Le problème est que cetteexigence se heurte à la zemourisation des élites de nombre des pays riches dont les électeurs ne voient pas pourquoi ils devraient partager leur niveau de vie avec des va-nu-pieds. C’est une vielle histoire et les dirigeants démocratiquement élus sont bien obligés de prendre en compte aussi les revendications de Mme. Michu, qu’elle habite le Minnesota ou Nice. Le chemin est étroit entre l’action intelligente et le populisme. Il n’y a pas de réponse évidente une fois que l’on a dit qu’il faudrait favoriser le développement économique des pays de départ pour que leurs citoyens n’aient pas le besoin de les fuir…Quel que soit le jugement moral que l’on porte sur la légitimité de ces flux de migration économique il est maintenant incontestable qu’ils gangrènent le débat politique dans les pays riches et font évoluer progressivement les démocraties vers le bord du gouffre. On ne sait pas encore qui sera gagnant à la fin de la partie, sans doute pas la Raison.

C’est parti pour le Brésil

Le Brésil vient d’élire un président nouveau : ancien militaire, nostalgique de la dictature militaire dans son pays, présentant un programme économique libéral tout en étant à ce stade relativement flou, promettant de rétablir la sécurité dans un pays rongé par la violence, mais surtout, à l’unisson de nombre de ses pairs en Occident, affichant une vulgarité assumée, mélange de racisme, d’homophobie et de simplisme, bref, un plouc de plus à la tête d’un grand pays.

Elu très largement, il est légitime et soutenu par la majorité des brésiliens. Voyons ce que donnera l’application de ce nouveau programme de société que les démocrates n’ont pas su empêcher d’advenir, condamnés qu’ils furent par les électeurs pour la corruption endémique qui ravage ce pays avec son flot de violences diverses.

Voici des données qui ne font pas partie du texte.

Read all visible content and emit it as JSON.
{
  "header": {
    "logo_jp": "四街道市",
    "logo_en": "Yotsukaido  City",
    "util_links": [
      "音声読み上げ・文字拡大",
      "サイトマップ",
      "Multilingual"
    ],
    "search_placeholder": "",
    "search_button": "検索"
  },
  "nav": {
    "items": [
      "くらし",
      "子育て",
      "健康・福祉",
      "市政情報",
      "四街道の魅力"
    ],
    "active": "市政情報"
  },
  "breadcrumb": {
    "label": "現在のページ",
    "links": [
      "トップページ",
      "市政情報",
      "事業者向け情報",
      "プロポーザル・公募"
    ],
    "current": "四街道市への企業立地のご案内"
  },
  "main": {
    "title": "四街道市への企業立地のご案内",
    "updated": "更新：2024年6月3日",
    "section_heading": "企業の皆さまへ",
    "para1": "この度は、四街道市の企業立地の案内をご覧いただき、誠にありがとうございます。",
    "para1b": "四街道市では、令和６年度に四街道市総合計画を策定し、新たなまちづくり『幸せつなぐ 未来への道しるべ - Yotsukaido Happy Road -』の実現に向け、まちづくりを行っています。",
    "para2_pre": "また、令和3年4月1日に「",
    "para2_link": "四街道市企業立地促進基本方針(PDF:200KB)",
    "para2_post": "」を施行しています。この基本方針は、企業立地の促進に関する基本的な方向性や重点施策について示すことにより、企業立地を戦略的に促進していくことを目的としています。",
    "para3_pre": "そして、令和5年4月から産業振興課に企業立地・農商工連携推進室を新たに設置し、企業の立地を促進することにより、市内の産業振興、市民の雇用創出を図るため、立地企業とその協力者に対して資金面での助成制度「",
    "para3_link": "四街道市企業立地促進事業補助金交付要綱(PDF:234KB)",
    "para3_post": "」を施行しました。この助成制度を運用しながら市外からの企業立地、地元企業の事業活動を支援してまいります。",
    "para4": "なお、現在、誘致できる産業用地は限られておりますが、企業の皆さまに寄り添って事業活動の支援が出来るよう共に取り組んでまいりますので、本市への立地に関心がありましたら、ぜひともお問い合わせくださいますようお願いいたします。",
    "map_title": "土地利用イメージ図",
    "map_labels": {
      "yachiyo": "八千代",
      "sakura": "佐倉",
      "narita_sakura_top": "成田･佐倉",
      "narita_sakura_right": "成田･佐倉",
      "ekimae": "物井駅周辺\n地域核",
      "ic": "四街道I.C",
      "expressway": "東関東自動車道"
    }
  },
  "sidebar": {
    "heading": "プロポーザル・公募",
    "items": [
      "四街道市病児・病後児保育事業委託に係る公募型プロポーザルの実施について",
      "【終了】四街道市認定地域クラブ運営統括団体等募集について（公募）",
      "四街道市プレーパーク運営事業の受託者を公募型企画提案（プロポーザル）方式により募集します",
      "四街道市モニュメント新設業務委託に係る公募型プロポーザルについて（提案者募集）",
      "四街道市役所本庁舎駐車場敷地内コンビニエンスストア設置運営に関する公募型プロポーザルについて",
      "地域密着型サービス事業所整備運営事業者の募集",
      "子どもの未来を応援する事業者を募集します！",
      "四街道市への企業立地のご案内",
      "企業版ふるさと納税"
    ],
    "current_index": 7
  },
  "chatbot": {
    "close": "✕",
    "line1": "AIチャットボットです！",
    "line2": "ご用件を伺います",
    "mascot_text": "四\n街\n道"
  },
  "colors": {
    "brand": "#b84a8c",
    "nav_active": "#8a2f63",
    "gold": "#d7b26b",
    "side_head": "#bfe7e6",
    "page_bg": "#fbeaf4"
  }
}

Comme on le sait, la corruption est un mal qui diffuse dans une société : les gros sont très corrompus, les moyens le sont moyennement et les petits le sont un peu. Régler cette histoire va nécessiter un changement drastique des mentalités auquel tout le monde n’est peut-être pas complètement prêt, y compris dans les électeurs de ce nouveau président.

Rendez-vous dans 5 ou 6 ans pour un premier bilan !

Les ravages de deux clowns latinos

Le Venezuela et, dans une moindre mesure, le Nicaragua sont en cours d’effondrement, menés l’un et l’autre dans le gouffre par deux clowns obstinés d’inspiration marxiste.

Le cas du Venezuela est particulièrement navrant, d’une part car le pays est assis sur une richesse pétrolière très significative et, d’autre part, ce grand pays continue à être gouverné sur des idées d’un autre âge : l’anti-impérialisme américain et le Capital de Marx, le tout maintenu par une hiérarchie militaire et policière solide. Depuis quelques mois l’inflation se compte en milliers de %, la devise locale n’a quasiment plus de valeur, les réserves pétrolières sont sous exploitées par manque d’investissements, la population fuit dans les pays avoisinants et la répression de la contestation est énergique. C’est un véritable modèle de la direction à suivre pour atteindre la faillite économique et humaine d’une nation entière. Il reste à espérer que le régime s’effondre de lui-même sans trop de violence et que le pays soit repris en mains par des dirigeants réalistes. En tout état de cause, il y en aura pour plusieurs générations pour redresser cette économie dans l’hypothèse optimiste où le top-départ serait donné rapidement. C’est loin d’être le cas pour le moment et les responsables du pays continuent à diffuser un discours surréaliste digne des plus beaux moments de l’URSS ou de Cuba, en regardant le pays se dissoudre sous leurs yeux.

Le Nicaragua fut dirigé pendant des décennies par des dictateurs soutenus par l’Eglise et les Etats-Unis, anticommunistes et dignes des romans de Garcia-Marquez. Ils moururent généralement de morts violentes jusqu’à ce qu’un pouvoir révolutionnaire s’installe aux commandes en 1979 sous la férule communiste de Daniel Ortega à la tête du parti sandiniste, mettant fin à la dynastie Somoza. Le régime est soutenu par l’intelligentsia bobo européenne. Le groupe britannique The Clash sort à cette occasion en 1980 un légendaire triple album intitulé Sandinista !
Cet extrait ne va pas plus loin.